Once apprised to the idea that sender matters as much as the subject line—perhaps even more—I started to realize this phenomenon everywhere I looked. I click LinkedIn articles because of the person who posted them. Sometimes, I click rather drab titles from otherwise interesting people, assuming they must not know something I don’t. It’s the same in the inbox,

on social media, and in search.

People click for many reasons—a clever headline being only one of them. And that’s led me to the conclusion that the most powerful thing you can do to increase your clicks in a raucous digital publishing environment is not to visit the headline analyzer, but to instead ask, what is our brand communicating that will make people want to click? Then, alter your blog to make that brand clearer.

To Improve Your Blog Branding

I do realize that many readers may not have direct access to their site’s design. Saying, “Just update the blog” may come across a bit like telling someone who’s hungry to start a bakery. It is difficult. But it is, I promise, the most effective thing you can do long term. If you don’t hold the keys to the site, appeal to those who do. Publishing is only growing more crowded and this will only grow more important.

The good news for some is that you don’t need permission from the entire business to revamp your content’s brand. Lots of content teams take an “ask for forgiveness” approach and only after they’ve proven its success, pitch it to the entire company. You can even experiment by branding specific channels to see how audiences react.

Take Duolingo for instance. The language learning app has a mission that’s staid and corporate: “Personalized learning.” But its podcast is a tour de force of soaring, emotional promise: “To help you learn and expand your view of the world.” While the app is full of fake-feeling scenarios like “Let’s find the library,” the podcast interviews people about their lives and covers tough topics like genocide, kidnapping, and gender rights. I don’t know who created the podcast, but it has my undying loyalty, and that transfers onto the parent brand.

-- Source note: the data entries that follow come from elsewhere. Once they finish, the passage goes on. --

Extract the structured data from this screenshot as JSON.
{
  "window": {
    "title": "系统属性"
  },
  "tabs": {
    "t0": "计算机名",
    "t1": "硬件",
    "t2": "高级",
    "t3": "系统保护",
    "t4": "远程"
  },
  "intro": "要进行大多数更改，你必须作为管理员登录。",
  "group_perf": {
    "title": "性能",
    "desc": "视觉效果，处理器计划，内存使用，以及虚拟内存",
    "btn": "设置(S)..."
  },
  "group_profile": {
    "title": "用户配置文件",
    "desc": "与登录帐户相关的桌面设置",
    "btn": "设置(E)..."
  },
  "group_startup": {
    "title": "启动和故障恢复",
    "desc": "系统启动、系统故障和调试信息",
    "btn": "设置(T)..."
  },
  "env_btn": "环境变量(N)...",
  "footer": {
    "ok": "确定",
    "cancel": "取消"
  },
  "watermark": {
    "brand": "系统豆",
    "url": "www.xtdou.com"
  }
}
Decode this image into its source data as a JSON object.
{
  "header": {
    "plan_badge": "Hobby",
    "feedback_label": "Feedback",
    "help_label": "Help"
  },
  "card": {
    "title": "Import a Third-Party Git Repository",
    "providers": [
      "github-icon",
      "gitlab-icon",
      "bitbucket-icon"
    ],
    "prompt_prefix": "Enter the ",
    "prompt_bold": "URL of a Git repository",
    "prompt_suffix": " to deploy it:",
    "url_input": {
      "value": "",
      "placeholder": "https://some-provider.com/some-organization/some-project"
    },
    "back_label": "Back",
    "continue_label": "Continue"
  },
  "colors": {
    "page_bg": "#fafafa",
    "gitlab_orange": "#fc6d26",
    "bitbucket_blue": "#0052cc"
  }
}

A Four-Step Process for Blog Re-Branding

1. Decide what you’re promising your audience

Write a mission statement (what you do) and a vision statement (the change you’d like to see) that are specific to the blog. What do you stand for? How will you achieve it? Who is the blog intended to help?

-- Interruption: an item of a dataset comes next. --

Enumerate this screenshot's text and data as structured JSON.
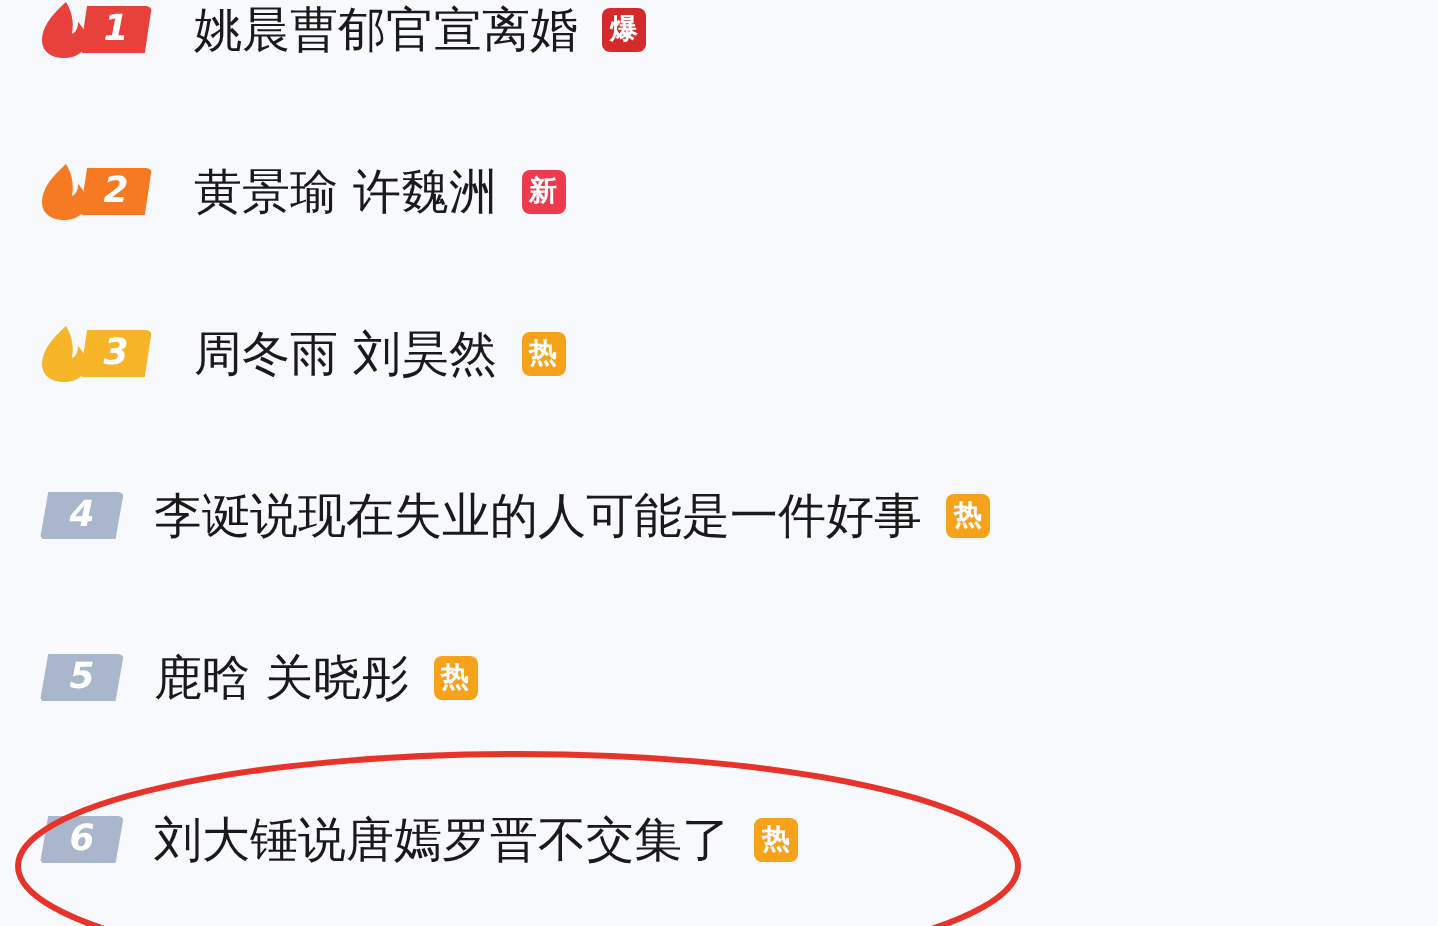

2. Alter the blog to make your position clear

If needed, rename your publication to fit that vision. (There are no wrong names except, “Blog.”) Add a one-sentence tagline that summarizes the mission and links to an “about us” page that goes into further detail. Then, the design changes. If you are missing any of those pictured, add them to your site. They are crucial for helping readers understand who the sender is and vital if you, the publisher, are to build a relationship that makes them want to click.

3. Devise and uphold strict editorial standards

Where many corporate blogs go wrong is they’re a bit of everything for everybody. Which means that rather than thrill one audience so much they’ll click anything you write, it bores everyone equally.

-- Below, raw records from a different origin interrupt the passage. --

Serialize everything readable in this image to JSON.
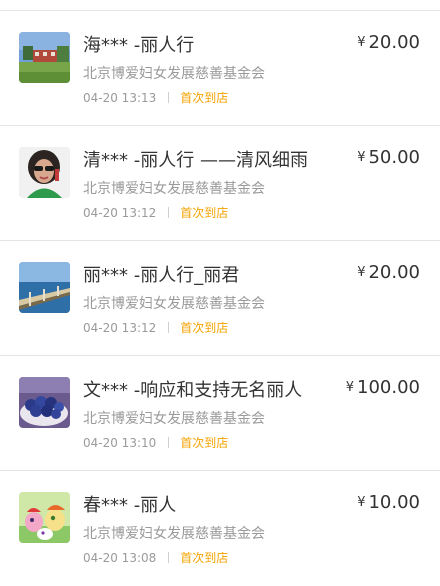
{
  "donations": [
    {
      "avatar_icon": "landscape-avatar",
      "donor": "海*** -丽人行",
      "organization": "北京博爱妇女发展慈善基金会",
      "time": "04-20 13:13",
      "tag": "首次到店",
      "currency": "¥",
      "amount": "20.00"
    },
    {
      "avatar_icon": "portrait-avatar",
      "donor": "清*** -丽人行 ——清风细雨",
      "organization": "北京博爱妇女发展慈善基金会",
      "time": "04-20 13:12",
      "tag": "首次到店",
      "currency": "¥",
      "amount": "50.00"
    },
    {
      "avatar_icon": "bridge-sea-avatar",
      "donor": "丽*** -丽人行_丽君",
      "organization": "北京博爱妇女发展慈善基金会",
      "time": "04-20 13:12",
      "tag": "首次到店",
      "currency": "¥",
      "amount": "20.00"
    },
    {
      "avatar_icon": "blueberries-avatar",
      "donor": "文*** -响应和支持无名丽人",
      "organization": "北京博爱妇女发展慈善基金会",
      "time": "04-20 13:10",
      "tag": "首次到店",
      "currency": "¥",
      "amount": "100.00"
    },
    {
      "avatar_icon": "cartoon-pony-avatar",
      "donor": "春*** -丽人",
      "organization": "北京博爱妇女发展慈善基金会",
      "time": "04-20 13:08",
      "tag": "首次到店",
      "currency": "¥",
      "amount": "10.00"
    }
  ]
}
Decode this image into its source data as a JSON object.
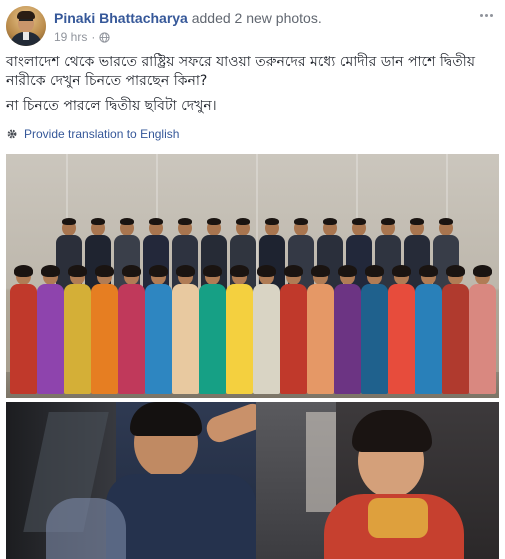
{
  "post": {
    "author": "Pinaki Bhattacharya",
    "action": "added 2 new photos.",
    "timestamp": "19 hrs",
    "separator": "·",
    "privacy_icon": "globe-icon",
    "more_icon": "more-options-icon"
  },
  "text": {
    "line1": "বাংলাদেশ থেকে ভারতে রাষ্ট্রিয় সফরে যাওয়া তরুনদের মধ্যে মোদীর ডান পাশে দ্বিতীয় নারীকে দেখুন চিনতে পারছেন কিনা?",
    "line2": "না চিনতে পারলে দ্বিতীয় ছবিটা দেখুন।"
  },
  "translation": {
    "icon": "gear-icon",
    "label": "Provide translation to English"
  },
  "colors": {
    "link": "#365899",
    "meta": "#90949c",
    "text": "#1d2129"
  }
}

To uphold your standards, publish a mini style guide, which is easier than it sounds. As you take or receive feedback, collect all of those preferences in one document that serves as a checklist for anyone writing for the blog.

To ensure you publish only the highest quality stories, manage a content backlog and accept only on-brand stories. Then, edit ruthlessly to ensure consistency and quality.

4. Defend the brand

By now you understand the value of clear and precise blog branding. But these topics probably aren’t generally understood within your company and you’ll have to educate others about the necessity of narrowing your focus to increase your effectiveness. Publish a blog guideline which begins by explaining the blog brand and its importance. Then, decline off-brand stories, partnerships, channels, so you can focus on your mission. When you have a strongly branded blog where people recognize you simply by the topics of stories you choose, it will sing.